First of all, the most important thing to know about these temporary tables is that these will be deleted when the current client session is terminated. That’s why they’re called temporary tables.

However, these are really good to use because they are lot faster than creating a real table. So if you have complex queries and you want to simplify it a bit by creating a subset and then joining to that subset and driving a new calculation from that, then temporary tables are a great option.

Syntax:
CREATE TEMPORARY TABLE new_tbl SELECT * FROM orig_tbl LIMIT 0;

The way you create tables, update them and insert them is heavily dependent on the relational database management system you’re using.

Here we’re using SQLite.

3. Filtering

So we’ve spoken about the basics of actually acquiring data from a table using select and from commands.

But that’s only part of the story, because most of the databases contain thousands or even millions of records. Often we don’t want to look at all that data.

I know I don’t.

In this section, we’re going to go over filtering with SQL.

Filtering is extremely important because it allows us to narrow the data we want to retrieve. Filtering is also used when you’re doing analysis to get very specific about the data you want to analyze as part of your model.

Filtering SQL is important to understand as there’s some huge benefits when we’re doing it directly with SQL instead of relying on the client application to do it.

First of all, when we filter our data down, it will often reduce the number of records we’re retrieving. Instead of just going and grabbing a whole table and pulling every column and row from it, we can get really specific about the data we want to obtain from that table. And subsequently, that reduces how much data we’re pulling in from the system. Reducing the amount of data you’re analyzing will, of course, speed up the query performance, which, in turn, will speed up our overall processing.

It also helps when we add the filtering at the database level because this reduces the strain on the client-side of the application which will also allow it to run better.

You have to select your columns and then choose which table you want the columns from. And then you add where along with your column name operator value. There is a couple different operators that you could use. You could use equals, not equals, greater than, less then, greater than or equal to, less than or equal to, between, and is null.

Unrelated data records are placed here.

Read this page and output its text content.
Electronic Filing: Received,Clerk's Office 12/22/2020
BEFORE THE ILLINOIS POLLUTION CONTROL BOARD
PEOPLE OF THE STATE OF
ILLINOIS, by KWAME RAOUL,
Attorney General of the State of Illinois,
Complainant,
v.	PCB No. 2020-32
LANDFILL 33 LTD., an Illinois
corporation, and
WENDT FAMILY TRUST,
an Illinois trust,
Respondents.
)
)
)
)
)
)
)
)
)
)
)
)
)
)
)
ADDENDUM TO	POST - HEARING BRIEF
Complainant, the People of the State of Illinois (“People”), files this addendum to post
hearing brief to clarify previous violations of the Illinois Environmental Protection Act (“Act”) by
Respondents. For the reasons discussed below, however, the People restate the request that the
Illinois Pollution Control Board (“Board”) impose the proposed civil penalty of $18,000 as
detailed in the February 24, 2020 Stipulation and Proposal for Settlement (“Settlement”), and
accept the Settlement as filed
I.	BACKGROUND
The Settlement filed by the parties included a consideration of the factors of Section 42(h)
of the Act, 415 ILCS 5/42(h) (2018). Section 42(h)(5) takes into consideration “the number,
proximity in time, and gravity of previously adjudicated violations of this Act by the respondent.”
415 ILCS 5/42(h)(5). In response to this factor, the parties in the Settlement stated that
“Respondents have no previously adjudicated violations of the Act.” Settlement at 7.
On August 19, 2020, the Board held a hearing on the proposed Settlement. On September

SELECT ProductName, UnitPrice from products where ProductName = ‘coffee’

The above example will return all coffee products along with their unit price. The number of records that we are going to get depends on how many ‘coffee’ products we have in the products table.

But maybe we want to look at products whose prices are greater than or equal to 75. So this time we’re going to look at the records where the unit price is greater than or equal to 75.

SELECT ProductName, UnitePrice from products where UnitPrice > = 75

This will return all of the records with unit price greater than or over a value of 75.

Another way we can filter is by looking for non-matches, maybe you don’t have just a list of one product that you want to go after, such as coffee, maybe you have a whole bunch of products. It would be easy just to say give me everything except blank.

So basically, we want to pull all records except ‘coffee’.

SELECT ProductName, UnitPrice from products WHERE ProductName <> ‘coffee’

Another cool thing that you can do is to filter for a range of values. This is a little bit different because it doesn’t have an operator. What it does use is between and, and.

SELECT ProductName, UnitPrice from products WHERE UnitPrice BETWEEN 15 AND 50

Another example is filtering for null value. In this example, what we’re doing is filtering for something that is null.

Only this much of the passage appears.